Pop Culture

The Internet Goes On Forever

I talked my folks into buying a Gateway 2000 and getting AOL in or around ’95. They’re pretty frugal, I don’t quite recall how I got them to do it. I probably duped them into thinking it would help with my homework. Which I quit doing immediately after we got this thing in the house.The internet gave me an eye hole into the world outside of Fern Creek. I’m not just talking about the mind bending, soul warping pornography. I’m talking about the appeal of cynical twentysomethings on impressionable teenagers. And this was back before everybody had a webpage. No, in those days, in order to even get your picture someplace you had to have a real camera, take a picture, have the film developed, scan a photo with a scanner, and have a domain to put it up. Nobody I knew personally could do any of that, even getting pictures developed wasn’t an easy thing for a kid to do. being a narcissist used to be extremely difficult.

It used to be that in order to have your meanderings on the net someplace you had to either have a webpage for some fucking reason that was constantly “under construction” or you were being paid by someone to be all Gen X and disaffected in public.

One such was crashsite.com. Don’t bother going there now, it’s now one of those nowhere spaces on the web you get when you accidentally type the wrong thing in the address bar and risk spyware uploading itself into your shit. But in 1995 it was cracking.
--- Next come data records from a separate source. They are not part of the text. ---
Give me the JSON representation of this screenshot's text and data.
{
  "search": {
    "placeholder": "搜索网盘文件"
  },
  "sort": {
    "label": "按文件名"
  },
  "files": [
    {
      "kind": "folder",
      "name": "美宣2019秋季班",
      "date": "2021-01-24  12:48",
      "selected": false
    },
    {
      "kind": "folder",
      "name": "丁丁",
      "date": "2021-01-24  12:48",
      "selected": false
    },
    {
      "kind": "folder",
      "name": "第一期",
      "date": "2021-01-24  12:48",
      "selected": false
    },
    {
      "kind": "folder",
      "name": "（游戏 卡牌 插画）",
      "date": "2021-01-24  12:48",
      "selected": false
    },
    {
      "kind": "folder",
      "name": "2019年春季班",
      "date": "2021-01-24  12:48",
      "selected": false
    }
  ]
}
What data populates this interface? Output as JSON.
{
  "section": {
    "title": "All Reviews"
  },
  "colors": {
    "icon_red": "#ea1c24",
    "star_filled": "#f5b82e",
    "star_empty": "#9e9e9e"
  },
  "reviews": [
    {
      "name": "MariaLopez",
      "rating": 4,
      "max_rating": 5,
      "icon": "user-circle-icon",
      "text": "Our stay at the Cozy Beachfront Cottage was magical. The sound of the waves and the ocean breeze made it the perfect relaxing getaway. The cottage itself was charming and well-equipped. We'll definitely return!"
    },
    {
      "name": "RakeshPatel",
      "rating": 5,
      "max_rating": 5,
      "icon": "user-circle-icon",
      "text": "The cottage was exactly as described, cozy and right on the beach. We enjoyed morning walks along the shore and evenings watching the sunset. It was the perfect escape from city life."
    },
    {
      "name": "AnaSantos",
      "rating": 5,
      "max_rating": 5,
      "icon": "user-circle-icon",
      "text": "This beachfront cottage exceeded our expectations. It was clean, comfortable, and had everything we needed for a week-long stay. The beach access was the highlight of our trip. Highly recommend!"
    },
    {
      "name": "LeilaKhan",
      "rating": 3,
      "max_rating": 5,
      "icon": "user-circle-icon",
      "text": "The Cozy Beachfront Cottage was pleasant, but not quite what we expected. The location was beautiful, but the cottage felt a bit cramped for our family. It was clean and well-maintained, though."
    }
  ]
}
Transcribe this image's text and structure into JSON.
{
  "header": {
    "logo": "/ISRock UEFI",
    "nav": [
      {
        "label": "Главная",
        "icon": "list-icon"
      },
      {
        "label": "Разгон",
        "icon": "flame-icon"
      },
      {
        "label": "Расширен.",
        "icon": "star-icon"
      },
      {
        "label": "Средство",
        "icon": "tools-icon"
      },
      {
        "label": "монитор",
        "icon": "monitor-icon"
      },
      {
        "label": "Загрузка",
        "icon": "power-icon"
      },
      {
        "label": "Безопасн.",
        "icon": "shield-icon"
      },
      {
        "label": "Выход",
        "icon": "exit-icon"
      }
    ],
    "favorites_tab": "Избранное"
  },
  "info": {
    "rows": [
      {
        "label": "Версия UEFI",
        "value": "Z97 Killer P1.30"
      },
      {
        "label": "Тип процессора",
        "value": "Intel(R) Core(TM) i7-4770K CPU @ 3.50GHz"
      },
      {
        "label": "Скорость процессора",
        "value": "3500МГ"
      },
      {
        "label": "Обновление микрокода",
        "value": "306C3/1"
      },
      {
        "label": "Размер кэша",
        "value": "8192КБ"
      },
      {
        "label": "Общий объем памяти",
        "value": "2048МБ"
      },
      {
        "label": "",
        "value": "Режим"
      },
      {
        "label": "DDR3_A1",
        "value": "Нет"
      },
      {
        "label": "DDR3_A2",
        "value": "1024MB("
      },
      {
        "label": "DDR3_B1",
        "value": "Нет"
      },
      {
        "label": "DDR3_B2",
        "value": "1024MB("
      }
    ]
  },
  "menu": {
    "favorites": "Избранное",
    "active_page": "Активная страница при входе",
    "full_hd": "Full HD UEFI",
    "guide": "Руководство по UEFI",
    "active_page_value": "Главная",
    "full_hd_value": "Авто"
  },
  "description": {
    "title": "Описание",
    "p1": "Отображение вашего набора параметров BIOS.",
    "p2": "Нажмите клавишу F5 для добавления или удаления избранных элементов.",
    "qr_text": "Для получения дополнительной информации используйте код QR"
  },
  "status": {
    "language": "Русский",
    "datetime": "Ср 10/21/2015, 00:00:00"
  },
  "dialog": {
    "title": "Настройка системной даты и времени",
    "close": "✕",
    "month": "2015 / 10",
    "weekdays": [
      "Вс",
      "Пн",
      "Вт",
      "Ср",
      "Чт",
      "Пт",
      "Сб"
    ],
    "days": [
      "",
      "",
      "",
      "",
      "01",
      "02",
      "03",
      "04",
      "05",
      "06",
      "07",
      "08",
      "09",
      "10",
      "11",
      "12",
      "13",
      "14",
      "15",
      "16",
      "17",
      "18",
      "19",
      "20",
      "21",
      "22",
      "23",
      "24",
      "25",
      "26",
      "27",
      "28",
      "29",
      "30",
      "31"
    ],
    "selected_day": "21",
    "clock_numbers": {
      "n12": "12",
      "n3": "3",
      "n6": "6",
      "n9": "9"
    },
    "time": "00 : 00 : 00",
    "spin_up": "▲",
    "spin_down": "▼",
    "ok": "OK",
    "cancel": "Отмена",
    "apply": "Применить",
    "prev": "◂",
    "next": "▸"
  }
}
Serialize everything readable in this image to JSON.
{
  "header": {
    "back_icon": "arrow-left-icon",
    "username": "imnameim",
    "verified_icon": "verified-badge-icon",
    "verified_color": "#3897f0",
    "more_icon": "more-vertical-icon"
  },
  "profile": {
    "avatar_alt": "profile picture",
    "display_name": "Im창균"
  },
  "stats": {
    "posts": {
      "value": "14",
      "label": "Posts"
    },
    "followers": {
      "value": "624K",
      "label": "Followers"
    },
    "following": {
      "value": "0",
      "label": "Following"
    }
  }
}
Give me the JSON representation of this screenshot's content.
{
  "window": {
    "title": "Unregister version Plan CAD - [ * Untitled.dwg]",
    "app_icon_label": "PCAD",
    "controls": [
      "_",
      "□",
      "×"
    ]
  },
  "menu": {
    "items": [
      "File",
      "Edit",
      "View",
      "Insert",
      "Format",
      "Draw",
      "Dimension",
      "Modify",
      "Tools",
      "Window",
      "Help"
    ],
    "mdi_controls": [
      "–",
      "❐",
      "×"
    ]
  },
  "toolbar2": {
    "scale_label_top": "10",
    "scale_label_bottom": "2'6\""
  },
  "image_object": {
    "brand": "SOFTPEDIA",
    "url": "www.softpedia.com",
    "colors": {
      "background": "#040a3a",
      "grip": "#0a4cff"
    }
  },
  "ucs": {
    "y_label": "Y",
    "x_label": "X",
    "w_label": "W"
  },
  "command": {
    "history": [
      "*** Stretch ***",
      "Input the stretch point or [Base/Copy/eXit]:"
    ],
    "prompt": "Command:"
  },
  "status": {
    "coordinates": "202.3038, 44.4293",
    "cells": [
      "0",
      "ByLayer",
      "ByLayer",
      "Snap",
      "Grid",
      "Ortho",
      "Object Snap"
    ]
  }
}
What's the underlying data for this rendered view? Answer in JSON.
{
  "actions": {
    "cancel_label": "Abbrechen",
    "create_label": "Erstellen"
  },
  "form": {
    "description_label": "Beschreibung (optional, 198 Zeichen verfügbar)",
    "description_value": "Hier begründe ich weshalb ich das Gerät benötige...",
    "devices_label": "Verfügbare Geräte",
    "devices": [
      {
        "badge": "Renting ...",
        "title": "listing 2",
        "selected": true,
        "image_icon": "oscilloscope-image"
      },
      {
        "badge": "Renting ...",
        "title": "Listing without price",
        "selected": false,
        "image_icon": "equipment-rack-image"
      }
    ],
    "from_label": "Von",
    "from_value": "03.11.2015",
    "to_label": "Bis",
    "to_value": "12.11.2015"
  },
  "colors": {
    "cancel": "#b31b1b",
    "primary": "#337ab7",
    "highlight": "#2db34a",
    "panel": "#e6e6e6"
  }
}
You can see a picture of one of their promos here, where a guy with some connection to what used to be a webpage about being a degenerate has apparently grown up to be the kind of person who puts pictures of his kids in his opulent home on the open internet. Times change, right? The comments there function as a reunion spot of sorts.

Crashsite would have features on making potato cannons, underage drinking, mail fraud, any number of petty crimes. The main dude was a guy called Mark Driver, he would write about barfights with old men and how to survive on 5 bucks a day. You can click his name to get a bead on what he’s up to now. I thought this guy was super cool. Now, I think I was a kid who was looking up to the wrong people. Maybe I’m just sore. I e-mailed Driver an article that got published in my school newspaper about how cool I was, and I never heard back. But I did get a T-shirt in the mail.

Although Crashsite isn’t as sharp as I remember it, my other favorite website circa 1998 still holds up.

Suck.com was some super snarky shit, maybe a bit too smart for it’s own good. If Crashsite was Beavis and Butthead, Suck was Daria. Half way through most articles my eyes start to glaze over due to the fatal combination of cynicism and verbosity. There’s only so much piss you can drink before you’re ready to put your attention elsewhere. Say, Salon.com , which Suck took constant cool kid potshots at.

So why is Suck still worth it? It’s all down to a little Wednesday ritual called filler.

Poly Ester wrote and Terry Colon drew this weekly bite size bit of woe, which made the regular “everything is shit” attitude of the site somehow fun. Among other things, Poly showed me it was OK to talk like an old man. I had a crush. When she would have articles about her dating troubles, I’d imagine that if she were just to meet me everything would be allright, because a gawky 18 year old with a pompadour from Kentucky was the answer to all her jaded twentysomething troubles. I also had to just guess that she was attractive based on her cartoon. The closest I got was having an e-mail I sent in run on the page. Very big deal at the time, even if I was basically embarrassing myself.

What happened to suck? Well, they went on vacation in June of 2001 and never came back. This was back before information flowed the way it does now, it was just gone. Maybe after 9/11 the things that used to suck didn’t seem so bad anymore.